Voicing Concern: Surveying People’s Priorities in Violent Settings

At the initiative of United Nations Secretary-General Ban Ki-moon, the World Humanitarian Summit (WHS) will take place in May 2016 in Istanbul, Turkey. A central objective of the process is to ‘redefine how the global community delivers for the world’s most vulnerable people’,  living in areas affected by armed conflict and disasters.

The WHS secretariat contracted the Small Arms Survey to carry out a review of population-based surveys on the needs of people in areas afflicted by armed conflict. The Issue Brief, Voicing Concern: Surveying People’s Priorities in Violent Settings, analyses 43 population-based surveys recently completed in Africa, Asia, and Latin America and the Caribbean. While the analysis focuses on countries suffering armed conflict in the traditional sense, it includes several other countries—primarily from Latin America and the Caribbean—that experience high rates of other types of violence (such as homicides).

The Issue Brief finds that:

  • Security issues, unemployment, and the economy stand out as respondents’ most pressing concerns in areas experiencing ongoing conflict or particularly high rates of violence.
  • When prospects for security improve, priorities shift. In several African countries that are emerging from conflict, for instance, respondents prioritized issues of relevance to the humanitarian community, including the provision of food, health, and education.
  • Men were generally more prone to prioritize security than women were. Compared to men, female respondents were more concerned about food, water, and health. This discrepancy suggests that roles, expectations, and effects in insecure settings differ according to a person's sex.
  • Overall, perceptions of priorities differ significantly between urban and rural respondents. Food and healthcare appear to matter more in rural settings, while security concerns seem stronger in urban areas.

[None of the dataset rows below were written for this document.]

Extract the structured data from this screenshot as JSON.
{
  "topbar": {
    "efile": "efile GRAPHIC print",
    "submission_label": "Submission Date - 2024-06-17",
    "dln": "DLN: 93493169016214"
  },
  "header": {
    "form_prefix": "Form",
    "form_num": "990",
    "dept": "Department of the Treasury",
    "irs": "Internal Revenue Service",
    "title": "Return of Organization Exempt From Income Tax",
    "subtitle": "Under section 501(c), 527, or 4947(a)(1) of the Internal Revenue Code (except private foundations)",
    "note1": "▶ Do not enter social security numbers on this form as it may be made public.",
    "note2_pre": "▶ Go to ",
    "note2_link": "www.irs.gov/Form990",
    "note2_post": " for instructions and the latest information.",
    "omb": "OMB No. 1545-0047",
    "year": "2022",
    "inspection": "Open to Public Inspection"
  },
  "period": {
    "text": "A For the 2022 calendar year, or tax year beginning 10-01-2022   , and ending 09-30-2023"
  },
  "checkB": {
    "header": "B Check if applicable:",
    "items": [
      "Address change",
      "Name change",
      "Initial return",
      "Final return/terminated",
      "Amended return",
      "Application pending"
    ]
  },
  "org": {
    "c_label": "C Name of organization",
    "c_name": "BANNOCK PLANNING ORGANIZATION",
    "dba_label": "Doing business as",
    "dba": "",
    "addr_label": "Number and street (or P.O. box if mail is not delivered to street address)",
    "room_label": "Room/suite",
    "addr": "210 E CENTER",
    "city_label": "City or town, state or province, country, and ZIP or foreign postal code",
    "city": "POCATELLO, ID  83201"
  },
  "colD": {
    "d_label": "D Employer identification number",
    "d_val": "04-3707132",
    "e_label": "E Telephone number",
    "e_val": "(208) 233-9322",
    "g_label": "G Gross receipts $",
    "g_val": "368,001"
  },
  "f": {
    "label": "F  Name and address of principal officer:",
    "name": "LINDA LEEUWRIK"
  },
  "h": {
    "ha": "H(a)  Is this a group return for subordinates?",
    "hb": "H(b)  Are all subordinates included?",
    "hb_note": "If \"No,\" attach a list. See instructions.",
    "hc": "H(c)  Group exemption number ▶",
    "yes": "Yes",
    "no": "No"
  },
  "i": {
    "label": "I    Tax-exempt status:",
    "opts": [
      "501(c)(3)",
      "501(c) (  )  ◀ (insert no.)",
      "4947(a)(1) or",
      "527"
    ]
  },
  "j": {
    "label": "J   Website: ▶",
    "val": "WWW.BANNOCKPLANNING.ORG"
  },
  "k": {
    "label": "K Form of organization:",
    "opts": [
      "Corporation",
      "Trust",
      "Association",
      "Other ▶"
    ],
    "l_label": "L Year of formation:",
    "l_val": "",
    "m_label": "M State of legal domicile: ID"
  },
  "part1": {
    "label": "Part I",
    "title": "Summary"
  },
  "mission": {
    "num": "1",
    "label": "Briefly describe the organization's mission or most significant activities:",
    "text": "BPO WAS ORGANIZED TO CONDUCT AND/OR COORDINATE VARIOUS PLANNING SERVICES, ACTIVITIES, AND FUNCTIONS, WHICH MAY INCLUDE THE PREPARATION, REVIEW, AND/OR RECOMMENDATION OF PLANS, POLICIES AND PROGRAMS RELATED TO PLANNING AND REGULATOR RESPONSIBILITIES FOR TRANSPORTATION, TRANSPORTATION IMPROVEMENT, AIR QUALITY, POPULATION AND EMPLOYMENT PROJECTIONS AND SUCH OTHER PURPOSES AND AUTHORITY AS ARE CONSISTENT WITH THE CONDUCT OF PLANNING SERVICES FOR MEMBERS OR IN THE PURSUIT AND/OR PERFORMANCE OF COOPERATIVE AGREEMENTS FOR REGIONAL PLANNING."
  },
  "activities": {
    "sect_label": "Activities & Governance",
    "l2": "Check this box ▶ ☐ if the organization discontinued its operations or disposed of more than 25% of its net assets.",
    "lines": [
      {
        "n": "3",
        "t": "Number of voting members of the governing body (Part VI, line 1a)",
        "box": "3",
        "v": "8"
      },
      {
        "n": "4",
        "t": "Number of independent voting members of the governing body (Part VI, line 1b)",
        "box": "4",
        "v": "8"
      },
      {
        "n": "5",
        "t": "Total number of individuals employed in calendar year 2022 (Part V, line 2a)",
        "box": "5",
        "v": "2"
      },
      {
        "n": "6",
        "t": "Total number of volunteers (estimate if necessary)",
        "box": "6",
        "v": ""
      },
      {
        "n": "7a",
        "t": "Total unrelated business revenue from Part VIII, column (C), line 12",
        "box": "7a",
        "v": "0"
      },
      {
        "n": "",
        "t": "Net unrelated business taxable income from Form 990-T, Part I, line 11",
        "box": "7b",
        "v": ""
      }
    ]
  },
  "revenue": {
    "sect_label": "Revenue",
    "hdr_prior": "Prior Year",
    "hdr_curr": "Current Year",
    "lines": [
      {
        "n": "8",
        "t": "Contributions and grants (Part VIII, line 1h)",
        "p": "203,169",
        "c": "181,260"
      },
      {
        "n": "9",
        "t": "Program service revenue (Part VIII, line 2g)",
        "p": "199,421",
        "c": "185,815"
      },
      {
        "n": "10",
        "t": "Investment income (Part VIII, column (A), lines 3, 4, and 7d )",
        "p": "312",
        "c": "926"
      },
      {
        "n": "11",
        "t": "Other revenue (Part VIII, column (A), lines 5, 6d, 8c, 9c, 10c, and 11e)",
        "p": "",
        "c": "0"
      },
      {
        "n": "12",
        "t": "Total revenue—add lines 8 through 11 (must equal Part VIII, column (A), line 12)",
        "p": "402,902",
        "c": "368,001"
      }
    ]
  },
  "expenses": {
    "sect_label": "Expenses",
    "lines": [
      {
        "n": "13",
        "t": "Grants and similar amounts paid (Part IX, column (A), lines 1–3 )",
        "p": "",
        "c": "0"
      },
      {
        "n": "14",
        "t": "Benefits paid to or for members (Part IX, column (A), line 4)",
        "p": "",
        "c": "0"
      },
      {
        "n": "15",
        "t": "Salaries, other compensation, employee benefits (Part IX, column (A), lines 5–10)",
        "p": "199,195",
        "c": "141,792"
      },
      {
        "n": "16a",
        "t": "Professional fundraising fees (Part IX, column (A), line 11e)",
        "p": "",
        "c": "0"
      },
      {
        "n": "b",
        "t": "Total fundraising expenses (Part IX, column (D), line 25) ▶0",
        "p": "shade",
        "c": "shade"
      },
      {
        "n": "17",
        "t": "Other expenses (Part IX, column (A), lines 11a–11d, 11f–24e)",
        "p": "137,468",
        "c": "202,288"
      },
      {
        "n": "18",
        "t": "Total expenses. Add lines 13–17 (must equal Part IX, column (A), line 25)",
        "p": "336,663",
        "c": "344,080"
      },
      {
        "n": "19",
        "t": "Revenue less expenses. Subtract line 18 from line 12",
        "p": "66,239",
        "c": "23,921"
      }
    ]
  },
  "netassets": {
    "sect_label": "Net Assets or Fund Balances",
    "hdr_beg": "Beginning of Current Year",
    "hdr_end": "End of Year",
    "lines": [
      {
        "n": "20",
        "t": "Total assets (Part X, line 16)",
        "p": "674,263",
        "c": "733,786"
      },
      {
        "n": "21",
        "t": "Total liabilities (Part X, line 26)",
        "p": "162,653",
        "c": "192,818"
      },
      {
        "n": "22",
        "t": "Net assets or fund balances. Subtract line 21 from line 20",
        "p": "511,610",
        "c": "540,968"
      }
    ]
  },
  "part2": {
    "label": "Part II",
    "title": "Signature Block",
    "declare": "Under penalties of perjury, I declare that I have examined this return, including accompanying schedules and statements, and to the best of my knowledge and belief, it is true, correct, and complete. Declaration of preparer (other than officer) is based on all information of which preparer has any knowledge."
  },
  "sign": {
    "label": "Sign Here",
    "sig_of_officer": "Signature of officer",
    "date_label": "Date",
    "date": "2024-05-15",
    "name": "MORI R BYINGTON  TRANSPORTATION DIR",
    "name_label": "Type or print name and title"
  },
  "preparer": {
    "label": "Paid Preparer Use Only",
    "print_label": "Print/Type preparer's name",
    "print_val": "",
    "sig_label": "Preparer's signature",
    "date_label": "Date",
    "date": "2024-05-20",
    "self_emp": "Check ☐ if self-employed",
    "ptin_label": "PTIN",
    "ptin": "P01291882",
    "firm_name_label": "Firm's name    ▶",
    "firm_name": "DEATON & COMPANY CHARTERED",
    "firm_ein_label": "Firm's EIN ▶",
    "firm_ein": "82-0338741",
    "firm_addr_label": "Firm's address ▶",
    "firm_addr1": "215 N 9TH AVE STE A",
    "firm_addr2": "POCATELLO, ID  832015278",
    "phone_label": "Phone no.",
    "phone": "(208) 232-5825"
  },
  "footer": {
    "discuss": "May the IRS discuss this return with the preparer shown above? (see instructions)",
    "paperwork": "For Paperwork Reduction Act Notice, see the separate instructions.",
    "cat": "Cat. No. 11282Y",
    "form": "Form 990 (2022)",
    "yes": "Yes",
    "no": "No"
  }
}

The findings justify the calls made during the WHS consultation process to ‘keep people safe from harm by putting protection at the centre of humanitarian action’—both in terms of protecting vulnerable groups and humanitarian aid workers. It also implies that security should be consistently considered in humanitarian programming, as it is likely to feature among beneficiaries’ primary concerns, if not as a prerequisite for addressing their other needs.

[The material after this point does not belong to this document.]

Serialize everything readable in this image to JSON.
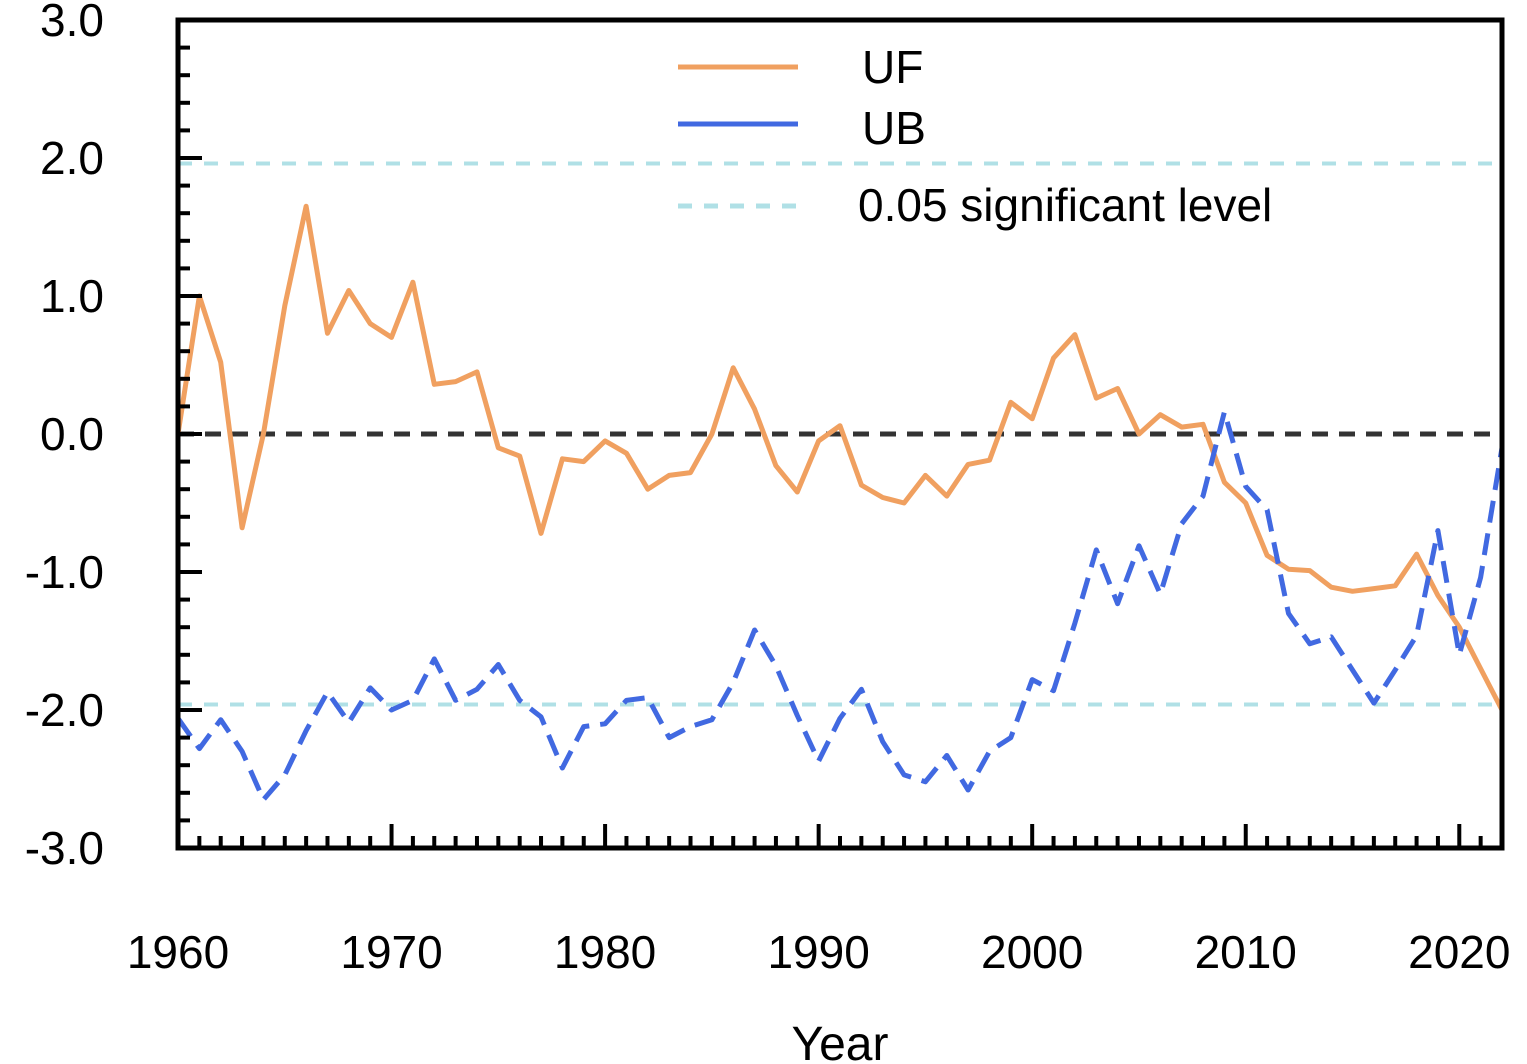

Variations of perceptions among population groups also demonstrate the importance of collecting sex-disaggregated data, since it can provide critical insight that the humanitarian community can use to improve its operations and efficiency. While survey research comes with its own caveats and challenges, it holds great potential for assisting the humanitarian community in meeting important goals set out by the WHS process.